The authors declare no competing interests.

Figures

Fig. 1
Fig. 1. Timeline of patient training and treatment.
2017: Patient was first assessed. 2018: Preoperative training performed. 2019: Preoperative training focusing on ADLs. 2020: Dynamic muscle strengthening, and goal directed ADLs performed. 2021: Completion of strengthening and training program.
Fig. 2
Fig. 2. Intraoperative images of surgical procedure.
A Brachialis (BRA) tendon is isolated. B Tibialis anterior (TA) interpositional graft extended from BRA to extensor carpi radialis brevis (ECRB) distal tendon. C Transferred BRA is “tensioned” into the ECRB tendon to achieve wrist extension.
Fig. 3
Fig. 3. Photographs of patient 2 years postoperatively.
A Passive key pinch is achieved by active wrist extension powered by the BRA. B Protruding BRA tendon produced by active voluntary contraction indicates that substantial force is generated by the transferred muscle.
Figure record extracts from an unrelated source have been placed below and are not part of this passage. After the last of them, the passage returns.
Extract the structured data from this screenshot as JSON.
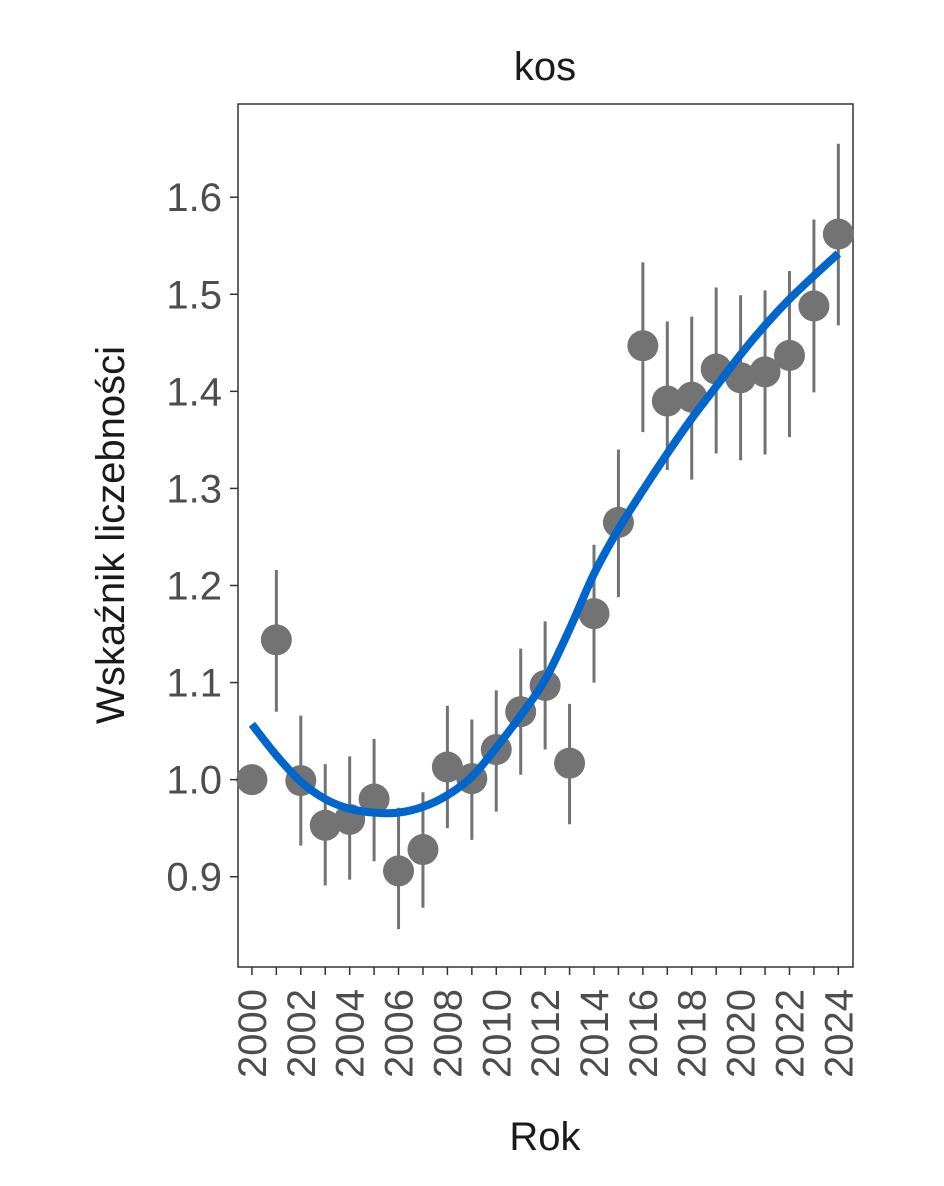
{
  "chart_data": {
    "type": "scatter",
    "title": "kos",
    "xlabel": "Rok",
    "ylabel": "Wskaźnik liczebności",
    "xlim": [
      1999.43,
      2024.6
    ],
    "ylim": [
      0.807,
      1.696
    ],
    "grid": false,
    "x_ticks": [
      2000,
      2001,
      2002,
      2003,
      2004,
      2005,
      2006,
      2007,
      2008,
      2009,
      2010,
      2011,
      2012,
      2013,
      2014,
      2015,
      2016,
      2017,
      2018,
      2019,
      2020,
      2021,
      2022,
      2023,
      2024
    ],
    "x_tick_labels": [
      "2000",
      "2002",
      "2004",
      "2006",
      "2008",
      "2010",
      "2012",
      "2014",
      "2016",
      "2018",
      "2020",
      "2022",
      "2024"
    ],
    "y_tick_labels": [
      "0.9",
      "1.0",
      "1.1",
      "1.2",
      "1.3",
      "1.4",
      "1.5",
      "1.6"
    ],
    "points": {
      "x": [
        2000,
        2001,
        2002,
        2003,
        2004,
        2005,
        2006,
        2007,
        2008,
        2009,
        2010,
        2011,
        2012,
        2013,
        2014,
        2015,
        2016,
        2017,
        2018,
        2019,
        2020,
        2021,
        2022,
        2023,
        2024
      ],
      "y": [
        1.0,
        1.144,
        0.999,
        0.953,
        0.959,
        0.98,
        0.906,
        0.928,
        1.013,
        1.001,
        1.031,
        1.07,
        1.097,
        1.017,
        1.171,
        1.265,
        1.447,
        1.39,
        1.394,
        1.423,
        1.414,
        1.42,
        1.437,
        1.488,
        1.562
      ],
      "upper": [
        null,
        1.216,
        1.066,
        1.016,
        1.024,
        1.042,
        0.971,
        0.987,
        1.076,
        1.062,
        1.092,
        1.135,
        1.163,
        1.078,
        1.242,
        1.34,
        1.533,
        1.472,
        1.477,
        1.507,
        1.499,
        1.504,
        1.524,
        1.577,
        1.655
      ],
      "lower": [
        null,
        1.07,
        0.932,
        0.891,
        0.897,
        0.916,
        0.846,
        0.868,
        0.95,
        0.938,
        0.967,
        1.005,
        1.031,
        0.954,
        1.1,
        1.188,
        1.358,
        1.319,
        1.309,
        1.336,
        1.329,
        1.335,
        1.353,
        1.399,
        1.468
      ]
    },
    "smooth": {
      "x": [
        2000,
        2001,
        2002,
        2003,
        2004,
        2005,
        2006,
        2007,
        2008,
        2009,
        2010,
        2011,
        2012,
        2013,
        2014,
        2015,
        2016,
        2017,
        2018,
        2019,
        2020,
        2021,
        2022,
        2023,
        2024
      ],
      "y": [
        1.057,
        1.025,
        0.998,
        0.98,
        0.97,
        0.966,
        0.966,
        0.972,
        0.984,
        1.003,
        1.033,
        1.066,
        1.103,
        1.155,
        1.212,
        1.258,
        1.298,
        1.336,
        1.372,
        1.405,
        1.438,
        1.468,
        1.495,
        1.519,
        1.542
      ]
    },
    "colors": {
      "points": "#737373",
      "smooth": "#0066CC",
      "axis": "#333333",
      "tick_text": "#4D4D4D"
    }
  }
}
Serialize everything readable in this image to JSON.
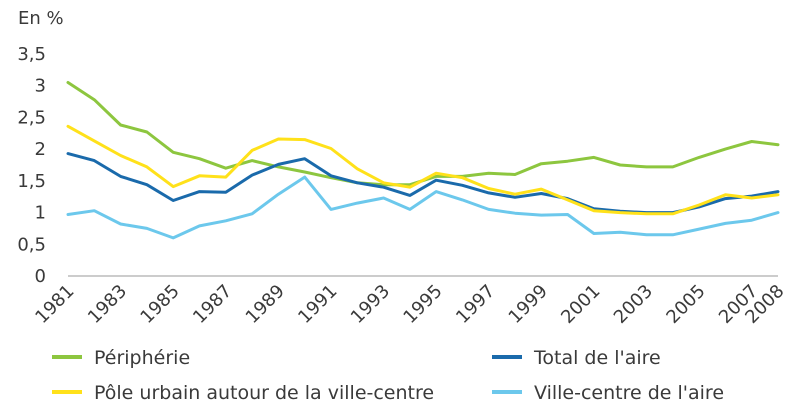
{
  "chart_data": {
    "type": "line",
    "title": "",
    "xlabel": "",
    "ylabel": "En %",
    "ylim": [
      0,
      3.5
    ],
    "yticks": [
      "0",
      "0,5",
      "1",
      "1,5",
      "2",
      "2,5",
      "3",
      "3,5"
    ],
    "x": [
      1981,
      1982,
      1983,
      1984,
      1985,
      1986,
      1987,
      1988,
      1989,
      1990,
      1991,
      1992,
      1993,
      1994,
      1995,
      1996,
      1997,
      1998,
      1999,
      2000,
      2001,
      2002,
      2003,
      2004,
      2005,
      2006,
      2007,
      2008
    ],
    "xtick_labels": [
      "1981",
      "1983",
      "1985",
      "1987",
      "1989",
      "1991",
      "1993",
      "1995",
      "1997",
      "1999",
      "2001",
      "2003",
      "2005",
      "2007",
      "2008"
    ],
    "grid": false,
    "legend_position": "bottom",
    "series": [
      {
        "name": "Périphérie",
        "color": "#8dc63f",
        "values": [
          3.05,
          2.78,
          2.38,
          2.27,
          1.95,
          1.85,
          1.7,
          1.82,
          1.72,
          1.64,
          1.55,
          1.47,
          1.44,
          1.44,
          1.57,
          1.57,
          1.62,
          1.6,
          1.77,
          1.81,
          1.87,
          1.75,
          1.72,
          1.72,
          1.87,
          2.0,
          2.12,
          2.07
        ]
      },
      {
        "name": "Total de l'aire",
        "color": "#1a6aab",
        "values": [
          1.93,
          1.82,
          1.57,
          1.44,
          1.19,
          1.33,
          1.32,
          1.59,
          1.76,
          1.85,
          1.58,
          1.47,
          1.4,
          1.27,
          1.51,
          1.43,
          1.31,
          1.24,
          1.3,
          1.22,
          1.06,
          1.02,
          1.0,
          1.0,
          1.09,
          1.22,
          1.26,
          1.33
        ]
      },
      {
        "name": "Pôle urbain autour de la ville-centre",
        "color": "#ffe11a",
        "values": [
          2.36,
          2.13,
          1.9,
          1.72,
          1.41,
          1.58,
          1.56,
          1.98,
          2.16,
          2.15,
          2.01,
          1.69,
          1.47,
          1.4,
          1.62,
          1.55,
          1.38,
          1.29,
          1.37,
          1.2,
          1.03,
          1.0,
          0.98,
          0.98,
          1.12,
          1.28,
          1.23,
          1.28
        ]
      },
      {
        "name": "Ville-centre de l'aire",
        "color": "#6cc8ec",
        "values": [
          0.97,
          1.03,
          0.82,
          0.75,
          0.6,
          0.79,
          0.87,
          0.98,
          1.29,
          1.56,
          1.05,
          1.15,
          1.23,
          1.05,
          1.33,
          1.2,
          1.05,
          0.99,
          0.96,
          0.97,
          0.67,
          0.69,
          0.65,
          0.65,
          0.74,
          0.83,
          0.88,
          1.0
        ]
      }
    ]
  }
}
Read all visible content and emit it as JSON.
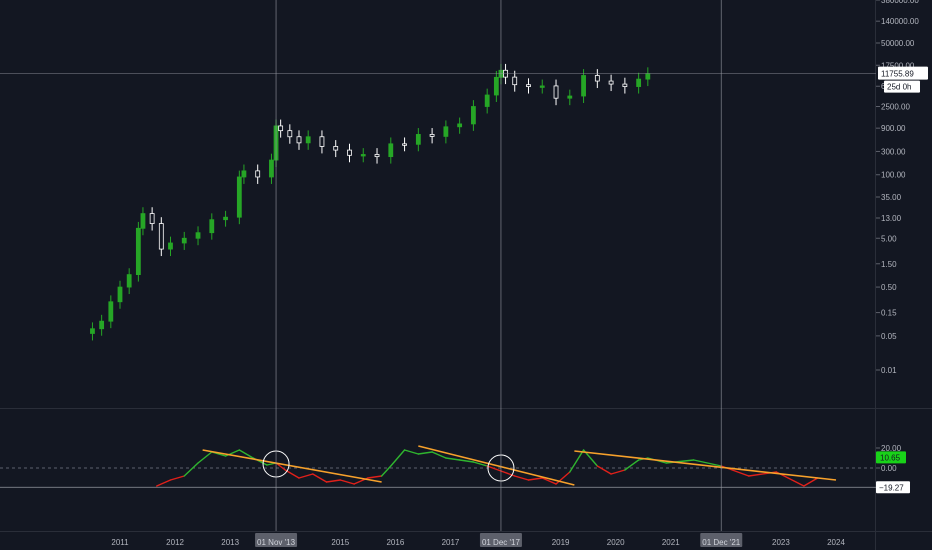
{
  "colors": {
    "background": "#131722",
    "up": "#26a626",
    "down": "#ffffff",
    "osc_green": "#2fb52f",
    "osc_red": "#e0201a",
    "trend": "#f7a12b",
    "grid": "#2a2e39",
    "crosshair": "#9598a1",
    "text": "#b2b5be"
  },
  "price_axis": {
    "ticks": [
      "380000.00",
      "140000.00",
      "50000.00",
      "17500.00",
      "6500.00",
      "2500.00",
      "900.00",
      "300.00",
      "100.00",
      "35.00",
      "13.00",
      "5.00",
      "1.50",
      "0.50",
      "0.15",
      "0.05",
      "0.01"
    ],
    "current_price": "11755.89",
    "countdown": "25d 0h"
  },
  "osc_axis": {
    "ticks": [
      "20.00",
      "0.00"
    ],
    "current_value": "10.65",
    "level_value": "−19.27"
  },
  "time_axis": {
    "labels": [
      "2011",
      "2012",
      "2013",
      "2015",
      "2016",
      "2017",
      "2019",
      "2020",
      "2021",
      "2023",
      "2024"
    ],
    "crosshair_labels": [
      "01 Nov '13",
      "01 Dec '17",
      "01 Dec '21"
    ]
  },
  "chart_data": [
    {
      "type": "candlestick",
      "scale": "log",
      "x": [
        "2010-07",
        "2010-09",
        "2010-11",
        "2011-01",
        "2011-03",
        "2011-05",
        "2011-06",
        "2011-08",
        "2011-10",
        "2011-12",
        "2012-03",
        "2012-06",
        "2012-09",
        "2012-12",
        "2013-03",
        "2013-04",
        "2013-07",
        "2013-10",
        "2013-11",
        "2013-12",
        "2014-02",
        "2014-04",
        "2014-06",
        "2014-09",
        "2014-12",
        "2015-03",
        "2015-06",
        "2015-09",
        "2015-12",
        "2016-03",
        "2016-06",
        "2016-09",
        "2016-12",
        "2017-03",
        "2017-06",
        "2017-09",
        "2017-11",
        "2017-12",
        "2018-01",
        "2018-03",
        "2018-06",
        "2018-09",
        "2018-12",
        "2019-03",
        "2019-06",
        "2019-09",
        "2019-12",
        "2020-03",
        "2020-06",
        "2020-08"
      ],
      "close": [
        0.07,
        0.1,
        0.25,
        0.5,
        0.9,
        8,
        16,
        10,
        3,
        4,
        5,
        6.5,
        12,
        13.5,
        90,
        120,
        90,
        200,
        1000,
        800,
        600,
        450,
        600,
        380,
        320,
        250,
        260,
        235,
        430,
        420,
        670,
        610,
        960,
        1100,
        2500,
        4300,
        9900,
        13800,
        10000,
        7000,
        6400,
        6600,
        3700,
        4100,
        10800,
        8300,
        7200,
        6400,
        9100,
        11755.89
      ]
    },
    {
      "type": "line",
      "name": "oscillator",
      "x": [
        "2011-09",
        "2011-12",
        "2012-03",
        "2012-06",
        "2012-09",
        "2012-12",
        "2013-03",
        "2013-06",
        "2013-09",
        "2013-11",
        "2014-01",
        "2014-04",
        "2014-07",
        "2014-10",
        "2015-01",
        "2015-04",
        "2015-07",
        "2015-10",
        "2015-12",
        "2016-03",
        "2016-06",
        "2016-09",
        "2016-12",
        "2017-03",
        "2017-06",
        "2017-09",
        "2017-12",
        "2018-03",
        "2018-06",
        "2018-09",
        "2018-12",
        "2019-03",
        "2019-06",
        "2019-09",
        "2019-12",
        "2020-03",
        "2020-06",
        "2020-08",
        "2020-12",
        "2021-06",
        "2021-12",
        "2022-06",
        "2022-12",
        "2023-06",
        "2023-09"
      ],
      "y": [
        -18,
        -12,
        -8,
        5,
        16,
        12,
        18,
        10,
        3,
        5,
        -2,
        -10,
        -6,
        -14,
        -12,
        -16,
        -10,
        -8,
        2,
        18,
        14,
        16,
        10,
        8,
        6,
        2,
        -3,
        -8,
        -12,
        -10,
        -16,
        -4,
        18,
        2,
        -6,
        -2,
        8,
        10,
        5,
        8,
        2,
        -8,
        -4,
        -18,
        -10
      ]
    },
    {
      "type": "line",
      "name": "trendlines",
      "x": [
        "2012-07",
        "2015-10",
        "2016-06",
        "2019-04",
        "2019-04",
        "2024-01"
      ],
      "y": [
        18,
        -14,
        22,
        -17,
        17,
        -12
      ]
    }
  ]
}
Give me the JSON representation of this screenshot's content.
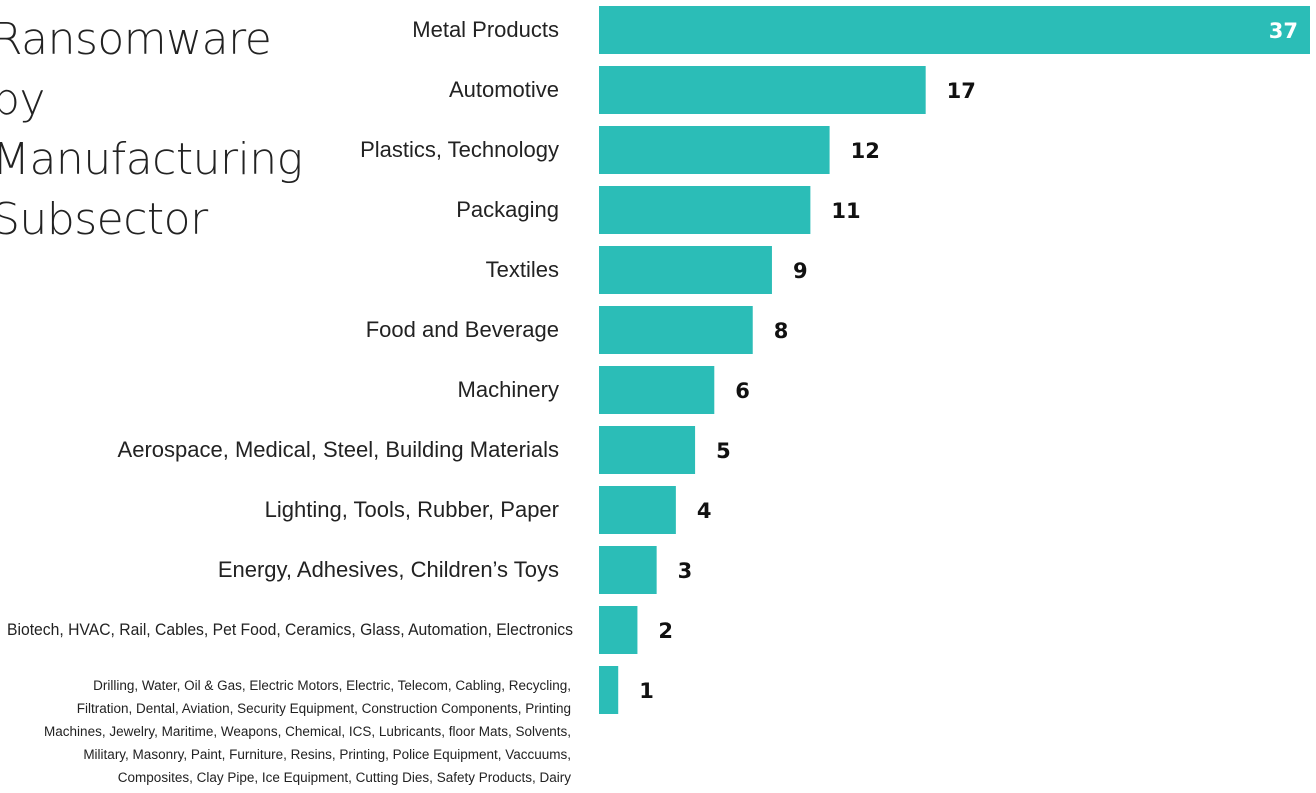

C Medial view of passive key pinch enabled by CMC1 tenodesis and FPL transfer into the radius.
Fig. 4
Fig. 4. Theoretical prediction of BRA-to-ECRB tendon transfer outcome.
A Graphical representation of BRA and ECRB path before transfer (left) and BRA–ECRB path after transfer (right) r based on previously published values [17] and the BRA–ECRB moment arm measured topographically (solid circles in B). B Muscle moment arm from elbow joint to BRA before transfer (blue) and BRA-ECRB after transfer (red). C Prediction of active (left panel) and passive (right panel) force of the transferred BRA–ECRB at all possible combinations of elbow and wrist joint angles based on insertion of an 18 cm long TA tendon 72 mm proximal to the wrist joint crease. A more thorough presentation of this model is presented elsewhere [14].